Inherent risk is the risk associated with a particular activity or audit area by its very nature. Some transactions have a high inherent risk even though the amounts involved are small. Importantly, IAS also needs to consider risks that could harm the University's reputation. Factors to be considered include:
- is the system susceptible to error
- is the system susceptible to fraud
- is the system complex
- is the system long established
Information on the Inherent Risk was obtained from IAS' knowledge of the systems or department and the level of risk that is generally associated with such a system or department. This was informed by discussions with senior staff in the Finance Office and elsewhere in the University centre and, where appropriate, senior staff in the activity (e.g. department or unit) itself.
This is the risk that controls within a system will fail to identify any errors. The assessment of the adequacy of the internal controls, are based on the results of previous internal and external audits and the internal control environment. Factors to be considered include:
- is internal control adequate
- is data processed accurately
- is data processed completely
- is data reliable
- is it subject to few manual adjustments
Information on the Control Risk was similarly obtained via audit overviews, audit work itself, discussion with Finance Office staff (and others throughout the University) and staff in the activity itself, where appropriate.
The following factors to be considered include:
- any weaknesses identified by management
- any weaknesses identified by external audit
- any weaknesses identified by others
Information on Reported Weaknesses was obtained by detailed review of key university committee papers and minutes, audit reports, management letters, discussions with senior management, the external auditors and any other reports - e.g. risk management reports from departments and faculties.
Strategic Risk Register
In addition where a system or activity maps onto a strategic risk identified by the University in its Strategic Risk Register then this is separately 'starred' on the Audit Universe.
As can be seen from the above, the maximum score for any system or activity is 16 (with a 'star' flag). The Audit Universe is then analysed firstly by star category, overall scoring and then on the scoring within each of the eight key categories identified at para 4.3.
The following "risk gauge" is used by IAS in assessing the level of risk calculated.

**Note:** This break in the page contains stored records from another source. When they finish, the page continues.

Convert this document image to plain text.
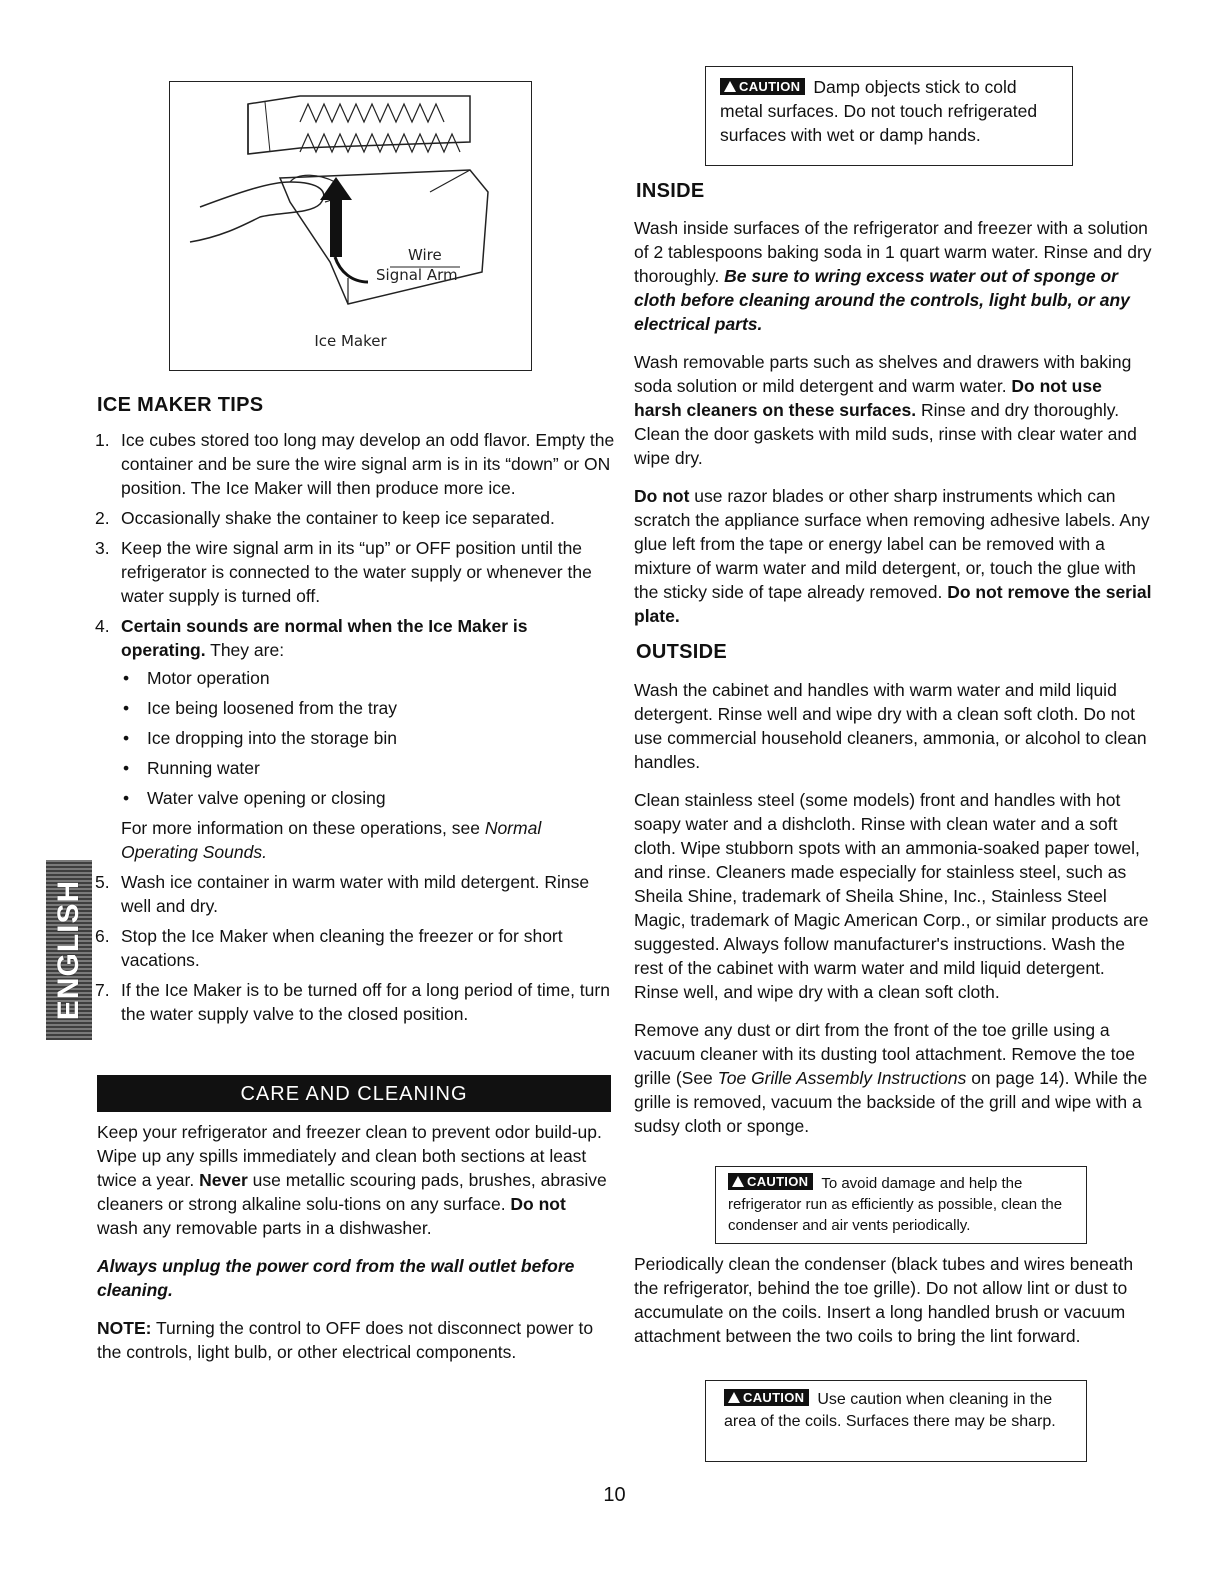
Wire
Signal Arm
Ice Maker
ICE MAKER TIPS
1. Ice cubes stored too long may develop an odd flavor. Empty the container and be sure the wire signal arm is in its “down” or ON position. The Ice Maker will then produce more ice.
2. Occasionally shake the container to keep ice separated.
3. Keep the wire signal arm in its “up” or OFF position until the refrigerator is connected to the water supply or whenever the water supply is turned off.
4. Certain sounds are normal when the Ice Maker is operating. They are:
• Motor operation
• Ice being loosened from the tray
• Ice dropping into the storage bin
• Running water
• Water valve opening or closing
For more information on these operations, see Normal Operating Sounds.
5. Wash ice container in warm water with mild detergent. Rinse well and dry.
6. Stop the Ice Maker when cleaning the freezer or for short vacations.
7. If the Ice Maker is to be turned off for a long period of time, turn the water supply valve to the closed position.
ENGLISH
CARE AND CLEANING

Keep your refrigerator and freezer clean to prevent odor build-up. Wipe up any spills immediately and clean both sections at least twice a year. Never use metallic scouring pads, brushes, abrasive cleaners or strong alkaline solu-tions on any surface. Do not wash any removable parts in a dishwasher.

Always unplug the power cord from the wall outlet before cleaning.

NOTE: Turning the control to OFF does not disconnect power to the controls, light bulb, or other electrical components.

CAUTION Damp objects stick to cold metal surfaces. Do not touch refrigerated surfaces with wet or damp hands.
INSIDE

Wash inside surfaces of the refrigerator and freezer with a solution of 2 tablespoons baking soda in 1 quart warm water. Rinse and dry thoroughly. Be sure to wring excess water out of sponge or cloth before cleaning around the controls, light bulb, or any electrical parts.

Wash removable parts such as shelves and drawers with baking soda solution or mild detergent and warm water. Do not use harsh cleaners on these surfaces. Rinse and dry thoroughly. Clean the door gaskets with mild suds, rinse with clear water and wipe dry.

Do not use razor blades or other sharp instruments which can scratch the appliance surface when removing adhesive labels. Any glue left from the tape or energy label can be removed with a mixture of warm water and mild detergent, or, touch the glue with the sticky side of tape already removed. Do not remove the serial plate.

OUTSIDE

Wash the cabinet and handles with warm water and mild liquid detergent. Rinse well and wipe dry with a clean soft cloth. Do not use commercial household cleaners, ammonia, or alcohol to clean handles.

Clean stainless steel (some models) front and handles with hot soapy water and a dishcloth. Rinse with clean water and a soft cloth. Wipe stubborn spots with an ammonia-soaked paper towel, and rinse. Cleaners made especially for stainless steel, such as Sheila Shine, trademark of Sheila Shine, Inc., Stainless Steel Magic, trademark of Magic American Corp., or similar products are suggested. Always follow manufacturer's instructions. Wash the rest of the cabinet with warm water and mild liquid detergent. Rinse well, and wipe dry with a clean soft cloth.

Remove any dust or dirt from the front of the toe grille using a vacuum cleaner with its dusting tool attachment. Remove the toe grille (See Toe Grille Assembly Instructions on page 14). While the grille is removed, vacuum the backside of the grill and wipe with a sudsy cloth or sponge.

CAUTION To avoid damage and help the refrigerator run as efficiently as possible, clean the condenser and air vents periodically.

Periodically clean the condenser (black tubes and wires beneath the refrigerator, behind the toe grille). Do not allow lint or dust to accumulate on the coils. Insert a long handled brush or vacuum attachment between the two coils to bring the lint forward.

CAUTION Use caution when cleaning in the area of the coils. Surfaces there may be sharp.
10
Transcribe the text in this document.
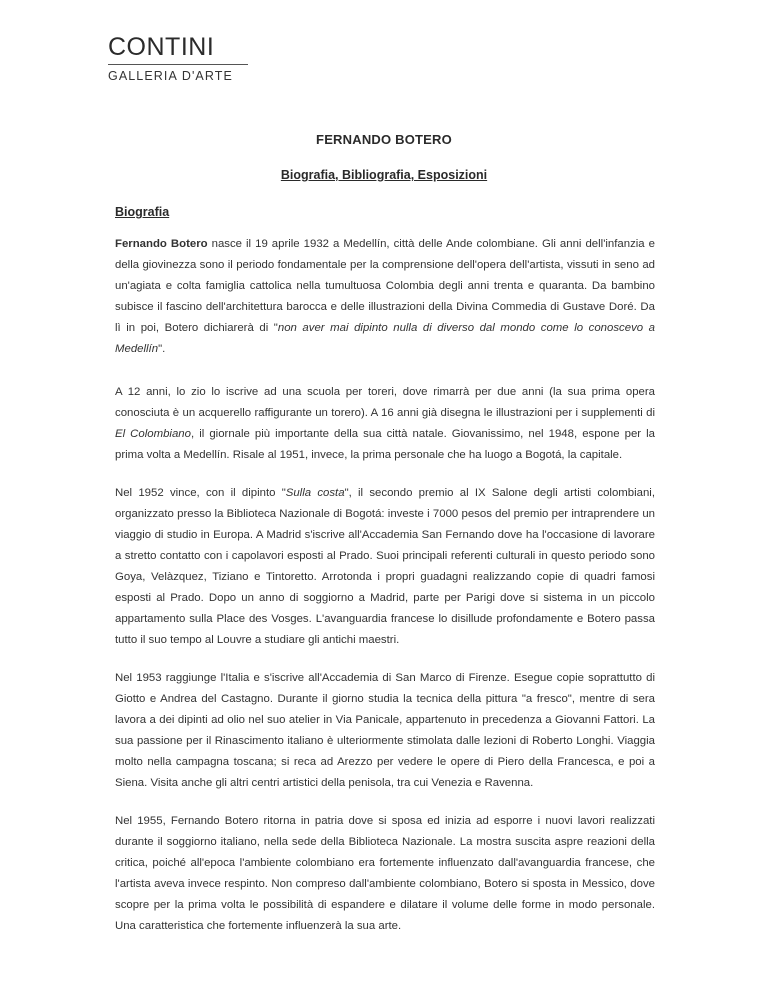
CONTINI
GALLERIA D'ARTE
FERNANDO BOTERO
Biografia, Bibliografia, Esposizioni
Biografia

Fernando Botero nasce il 19 aprile 1932 a Medellín, città delle Ande colombiane. Gli anni dell'infanzia e della giovinezza sono il periodo fondamentale per la comprensione dell'opera dell'artista, vissuti in seno ad un'agiata e colta famiglia cattolica nella tumultuosa Colombia degli anni trenta e quaranta. Da bambino subisce il fascino dell'architettura barocca e delle illustrazioni della Divina Commedia di Gustave Doré. Da lì in poi, Botero dichiarerà di "non aver mai dipinto nulla di diverso dal mondo come lo conoscevo a Medellín".

A 12 anni, lo zio lo iscrive ad una scuola per toreri, dove rimarrà per due anni (la sua prima opera conosciuta è un acquerello raffigurante un torero). A 16 anni già disegna le illustrazioni per i supplementi di El Colombiano, il giornale più importante della sua città natale. Giovanissimo, nel 1948, espone per la prima volta a Medellín. Risale al 1951, invece, la prima personale che ha luogo a Bogotá, la capitale.

Nel 1952 vince, con il dipinto "Sulla costa", il secondo premio al IX Salone degli artisti colombiani, organizzato presso la Biblioteca Nazionale di Bogotá: investe i 7000 pesos del premio per intraprendere un viaggio di studio in Europa. A Madrid s'iscrive all'Accademia San Fernando dove ha l'occasione di lavorare a stretto contatto con i capolavori esposti al Prado. Suoi principali referenti culturali in questo periodo sono Goya, Velàzquez, Tiziano e Tintoretto. Arrotonda i propri guadagni realizzando copie di quadri famosi esposti al Prado. Dopo un anno di soggiorno a Madrid, parte per Parigi dove si sistema in un piccolo appartamento sulla Place des Vosges. L'avanguardia francese lo disillude profondamente e Botero passa tutto il suo tempo al Louvre a studiare gli antichi maestri.

Nel 1953 raggiunge l'Italia e s'iscrive all'Accademia di San Marco di Firenze. Esegue copie soprattutto di Giotto e Andrea del Castagno. Durante il giorno studia la tecnica della pittura "a fresco", mentre di sera lavora a dei dipinti ad olio nel suo atelier in Via Panicale, appartenuto in precedenza a Giovanni Fattori. La sua passione per il Rinascimento italiano è ulteriormente stimolata dalle lezioni di Roberto Longhi. Viaggia molto nella campagna toscana; si reca ad Arezzo per vedere le opere di Piero della Francesca, e poi a Siena. Visita anche gli altri centri artistici della penisola, tra cui Venezia e Ravenna.

Nel 1955, Fernando Botero ritorna in patria dove si sposa ed inizia ad esporre i nuovi lavori realizzati durante il soggiorno italiano, nella sede della Biblioteca Nazionale. La mostra suscita aspre reazioni della critica, poiché all'epoca l'ambiente colombiano era fortemente influenzato dall'avanguardia francese, che l'artista aveva invece respinto. Non compreso dall'ambiente colombiano, Botero si sposta in Messico, dove scopre per la prima volta le possibilità di espandere e dilatare il volume delle forme in modo personale. Una caratteristica che fortemente influenzerà la sua arte.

High Risk Scoring [12 - 16]
Medium Risk Scoring [7 - 11]
Low Risk Scoring [6 or below]
It is acknowledged that this produces a priority listing based on a structured approach. No matter how carefully the four factors are assessed, together with the starred items the Head of IAS requires to review the outcome and use knowledge and judgement to decide whether the audit frequency 'looks' right. Any such adjustments to the scoring are 'flagged' via the use of a comments box on the planning spreadsheet. The arithmetic of the exercise does not and should not predominate over IAS' knowledge and experience of the University. The full planning documentation is presented to the Secretary to the University and Director of Finance as well as the Convener of Audit Committee to ensure that other, possibly intangible, factors are not missed and are taken into account.